Messiaen's Treatment: Messiaen identifies Mozart as the distant herald of this technique, notes that Schönberg and Alban Berg employed it with rare emotional intensity, but credits Arthur Honegger as the composer who carried it to maximum effect (citing Judith, Horace victorious, Antigone, and Danse des morts). The essential element in the appoggiatura is the expressive accent, which Messiaen proposes to prepare through an immense upbeat and resolve through an equally immense termination. The result—upbeat-accent-termination—gains augmented expressive power through proportional expansion. Importantly, the upbeat and termination may be separated from the accent by rests or may exist independently without any accent. In the embellishment group (unlike the pedal and passing groups, which could possess their own harmonies), all notes are foreign, and the combination upbeat-accent-termination operates exclusively with melody. The distinguishing principle: the combination centers on the expressive accent, which provides its reason for being, whereas the embellishment group lacks an accent.

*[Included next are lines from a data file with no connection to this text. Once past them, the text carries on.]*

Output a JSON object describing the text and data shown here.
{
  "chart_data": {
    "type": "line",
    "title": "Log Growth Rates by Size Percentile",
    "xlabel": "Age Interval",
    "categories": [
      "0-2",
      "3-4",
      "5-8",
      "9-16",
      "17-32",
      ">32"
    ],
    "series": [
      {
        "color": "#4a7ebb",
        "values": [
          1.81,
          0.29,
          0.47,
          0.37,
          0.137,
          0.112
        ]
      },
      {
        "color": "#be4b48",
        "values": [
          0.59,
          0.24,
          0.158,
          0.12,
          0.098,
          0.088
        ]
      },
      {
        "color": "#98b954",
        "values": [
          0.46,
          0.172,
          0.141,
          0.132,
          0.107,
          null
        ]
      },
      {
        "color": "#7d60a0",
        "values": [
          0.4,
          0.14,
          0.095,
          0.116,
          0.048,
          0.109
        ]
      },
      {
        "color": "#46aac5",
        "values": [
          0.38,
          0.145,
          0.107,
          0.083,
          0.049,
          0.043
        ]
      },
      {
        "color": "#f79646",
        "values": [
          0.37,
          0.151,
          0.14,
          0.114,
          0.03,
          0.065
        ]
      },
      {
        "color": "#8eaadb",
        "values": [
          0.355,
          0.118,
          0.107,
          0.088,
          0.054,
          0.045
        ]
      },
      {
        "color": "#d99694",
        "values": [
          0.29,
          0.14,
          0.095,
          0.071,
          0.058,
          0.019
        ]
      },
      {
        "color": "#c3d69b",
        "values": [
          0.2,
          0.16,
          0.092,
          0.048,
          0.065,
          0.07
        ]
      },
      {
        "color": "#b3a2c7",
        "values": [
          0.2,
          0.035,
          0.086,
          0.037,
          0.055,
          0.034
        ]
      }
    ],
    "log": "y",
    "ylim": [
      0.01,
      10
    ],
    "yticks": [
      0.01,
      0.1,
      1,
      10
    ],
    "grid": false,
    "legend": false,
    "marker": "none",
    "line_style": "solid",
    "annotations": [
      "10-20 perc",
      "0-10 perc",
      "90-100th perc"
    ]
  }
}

Messiaen provides multiple demonstrations: Example 307 shows the fundamental principle, with the combination revolving around the expressive accent. Example 308 presents a "course of anguish, of desire, and of horror" with panting upbeat at A, accent at B, and termination at C. Example 309 demonstrates how direct movement and chord cruelty provide great expressive strength, with lacerating accent at B, upbeat and rhythmic precipitation at A, and termination at C. Example 310 shows upbeat A and termination C cut by rests, creating impression of effort and exhaustion despite—or precisely because of—this interruption; the combination exceptionally begins and ends on the same note (E). Example 311 presents accent B as distant, upbeat A as more calm, with a very long termination in quasi-atonal style at C and a termination at D not preceded by accent. The bass reveals a rhythmic succession previously quoted in Chapter VI concerning rhythmic pedals, demonstrating how this harmonic technique integrates with rhythmic procedures.
Modern Context: The upbeat-accent-termination complex represents Messiaen's most significant contribution to understanding phrase articulation and gesture in twentieth-century music. This formulation anticipates later theoretical work on musical grouping, particularly the "beginning-middle-end" paradigm in form-functional theory and the "anacrusis-strong beat-aftermath" categories in metric theory. What distinguishes Messiaen's approach is the emphasis on proportional expansion—the upbeat and termination must be "immense" to properly frame the accent—and the allowance for discontinuity (rests separating elements or elements appearing without their expected complements). This thinking parallels developments in twentieth-century phrase rhythm, where traditional period structures fragment into more discontinuous gestures. The emotional characterizations ("anguish," "desire," "horror," "effort," "exhaustion") reveal Messiaen's consistent attention to expressive content—these structures serve psychological and dramatic functions, not merely formal ones. The integration with rhythmic pedals (Example 311) demonstrates the synthetic nature of Messiaen's technique, where harmonic, melodic, and rhythmic procedures reinforce unified expressive goals. Contemporary composers working with gestural music (Berio, Ligeti, Saariaho) employ similar principles of expanded anacrusis and extended resolution, often without explicit theoretical formulation—Messiaen provides the conceptual framework for understanding such practices. The technique also relates to concepts of "statistical climax" or "textural intensification" in electroacoustic and spectral music, where density and activity increase toward arrival points before dissipating.